The stakes of this project involve both a push to incorporate poetic writing within our methodology of quantitative analysis, and a challenge to our understanding of the ways that figurative language operates within eighteenth-century poetry. Scholars, such as Fletcher and Bloom on allegory (2012) and Connery and Combe on satire (1995), argue that we are only able to recognize these genres through a detailed understanding of the historical and cultural contexts in which the poem was written. Our methodology, however, argues for an expanded understanding of context: instead of a detailed knowledge of eighteenth-century political or economic history, context, in our study, is a function of the relationship between semantic fields and their formal mediation within a poem. This, we argue, is equally as important to the context of the poem as the geo-political and historical world from which it emerged.
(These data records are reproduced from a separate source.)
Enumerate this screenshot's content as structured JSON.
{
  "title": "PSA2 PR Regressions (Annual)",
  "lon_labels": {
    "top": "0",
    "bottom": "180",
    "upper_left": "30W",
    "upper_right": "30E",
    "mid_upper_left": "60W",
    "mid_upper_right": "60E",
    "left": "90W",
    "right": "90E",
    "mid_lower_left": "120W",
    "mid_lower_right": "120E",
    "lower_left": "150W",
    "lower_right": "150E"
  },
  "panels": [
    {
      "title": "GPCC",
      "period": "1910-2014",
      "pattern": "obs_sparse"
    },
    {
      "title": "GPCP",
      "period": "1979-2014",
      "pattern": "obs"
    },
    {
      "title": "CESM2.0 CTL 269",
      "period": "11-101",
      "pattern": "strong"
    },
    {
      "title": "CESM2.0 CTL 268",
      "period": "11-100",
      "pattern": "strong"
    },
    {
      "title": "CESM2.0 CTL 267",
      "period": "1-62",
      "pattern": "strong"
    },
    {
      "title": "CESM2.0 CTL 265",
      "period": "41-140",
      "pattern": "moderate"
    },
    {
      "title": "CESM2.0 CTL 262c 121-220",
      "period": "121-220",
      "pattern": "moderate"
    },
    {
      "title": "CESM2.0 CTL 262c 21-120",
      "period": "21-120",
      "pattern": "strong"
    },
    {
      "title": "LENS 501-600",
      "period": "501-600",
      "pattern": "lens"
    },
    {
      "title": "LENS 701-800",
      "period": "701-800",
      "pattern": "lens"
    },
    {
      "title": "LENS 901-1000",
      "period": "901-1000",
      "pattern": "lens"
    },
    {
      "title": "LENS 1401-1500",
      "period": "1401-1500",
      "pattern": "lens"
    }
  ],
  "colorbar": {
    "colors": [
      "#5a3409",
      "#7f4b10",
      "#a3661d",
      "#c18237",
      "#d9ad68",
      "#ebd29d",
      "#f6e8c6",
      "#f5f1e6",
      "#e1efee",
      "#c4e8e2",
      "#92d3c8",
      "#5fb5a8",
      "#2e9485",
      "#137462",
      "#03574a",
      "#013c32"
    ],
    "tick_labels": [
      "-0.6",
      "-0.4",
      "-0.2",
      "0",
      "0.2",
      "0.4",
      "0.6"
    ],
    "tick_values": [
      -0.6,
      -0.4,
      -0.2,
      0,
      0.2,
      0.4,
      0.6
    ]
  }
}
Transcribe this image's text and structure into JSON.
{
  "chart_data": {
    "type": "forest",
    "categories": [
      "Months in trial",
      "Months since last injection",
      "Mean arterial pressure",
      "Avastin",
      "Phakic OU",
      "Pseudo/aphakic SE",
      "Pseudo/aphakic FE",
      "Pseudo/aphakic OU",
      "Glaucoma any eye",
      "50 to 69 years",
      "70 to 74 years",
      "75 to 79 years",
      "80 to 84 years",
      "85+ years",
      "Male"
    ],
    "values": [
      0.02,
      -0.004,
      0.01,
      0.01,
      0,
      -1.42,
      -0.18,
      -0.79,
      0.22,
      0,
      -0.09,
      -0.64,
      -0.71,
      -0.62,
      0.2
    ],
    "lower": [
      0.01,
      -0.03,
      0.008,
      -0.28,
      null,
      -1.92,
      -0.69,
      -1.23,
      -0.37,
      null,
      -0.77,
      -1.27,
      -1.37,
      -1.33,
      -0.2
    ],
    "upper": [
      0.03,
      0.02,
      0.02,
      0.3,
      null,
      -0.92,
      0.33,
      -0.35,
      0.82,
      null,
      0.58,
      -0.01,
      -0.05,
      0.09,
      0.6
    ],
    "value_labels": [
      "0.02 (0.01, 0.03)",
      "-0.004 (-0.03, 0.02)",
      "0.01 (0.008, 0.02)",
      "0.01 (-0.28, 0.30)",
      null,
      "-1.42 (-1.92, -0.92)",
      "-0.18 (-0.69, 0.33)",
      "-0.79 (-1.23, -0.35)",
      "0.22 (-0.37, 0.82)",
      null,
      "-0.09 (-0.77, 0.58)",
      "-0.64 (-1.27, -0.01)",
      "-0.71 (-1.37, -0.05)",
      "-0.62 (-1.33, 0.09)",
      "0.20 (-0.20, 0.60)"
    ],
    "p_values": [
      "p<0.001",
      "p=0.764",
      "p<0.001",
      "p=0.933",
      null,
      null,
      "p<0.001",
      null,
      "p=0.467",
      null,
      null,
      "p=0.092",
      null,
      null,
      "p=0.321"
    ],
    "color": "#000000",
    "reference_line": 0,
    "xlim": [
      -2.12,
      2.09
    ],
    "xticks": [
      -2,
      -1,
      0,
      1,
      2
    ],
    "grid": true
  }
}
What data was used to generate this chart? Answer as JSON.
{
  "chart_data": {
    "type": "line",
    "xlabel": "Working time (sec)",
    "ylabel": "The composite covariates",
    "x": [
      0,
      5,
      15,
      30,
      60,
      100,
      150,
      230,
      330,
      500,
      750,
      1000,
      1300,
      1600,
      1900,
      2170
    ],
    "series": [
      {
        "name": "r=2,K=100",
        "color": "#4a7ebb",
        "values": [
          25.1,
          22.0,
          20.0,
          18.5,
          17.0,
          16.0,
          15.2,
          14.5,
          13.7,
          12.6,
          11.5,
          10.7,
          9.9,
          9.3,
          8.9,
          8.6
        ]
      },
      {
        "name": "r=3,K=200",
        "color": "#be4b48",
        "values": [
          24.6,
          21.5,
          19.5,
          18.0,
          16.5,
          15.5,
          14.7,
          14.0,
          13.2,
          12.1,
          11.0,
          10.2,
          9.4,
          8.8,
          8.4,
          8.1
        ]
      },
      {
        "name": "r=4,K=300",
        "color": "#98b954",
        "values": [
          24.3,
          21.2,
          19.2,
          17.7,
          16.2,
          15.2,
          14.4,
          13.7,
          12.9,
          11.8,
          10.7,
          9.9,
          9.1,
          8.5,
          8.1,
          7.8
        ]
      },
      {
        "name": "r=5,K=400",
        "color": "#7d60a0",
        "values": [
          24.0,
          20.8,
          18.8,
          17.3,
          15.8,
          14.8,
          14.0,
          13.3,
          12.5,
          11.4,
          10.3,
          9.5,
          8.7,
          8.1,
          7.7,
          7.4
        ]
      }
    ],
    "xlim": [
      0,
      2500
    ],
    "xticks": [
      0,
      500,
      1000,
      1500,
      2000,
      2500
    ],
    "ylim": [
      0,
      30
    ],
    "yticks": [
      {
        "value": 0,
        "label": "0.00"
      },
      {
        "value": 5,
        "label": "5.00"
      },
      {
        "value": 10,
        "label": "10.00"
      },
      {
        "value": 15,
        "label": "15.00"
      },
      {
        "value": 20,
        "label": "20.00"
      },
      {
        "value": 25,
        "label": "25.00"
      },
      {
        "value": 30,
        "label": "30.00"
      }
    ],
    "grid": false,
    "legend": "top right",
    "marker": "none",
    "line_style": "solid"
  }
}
While the necessary specificity of our study limits our project's conclusions to the genres of eighteenth-century allegory and satire, we believe that our results have implications for a wider understanding of how figurative language can be incorporated within a quantitative analysis of literature. By carefully limiting our genres and period, we are offering this study as a proof-of-concept test whose results will aid in future quantitative and digital work on poetry. We anticipate that this pilot study can be extrapolated into a wider understanding of figurative language and the tropes in which it operates and that our results from this project can be incorporated into future work that seeks to undertake a wider and more comprehensive analysis of poetic language across multiple centuries.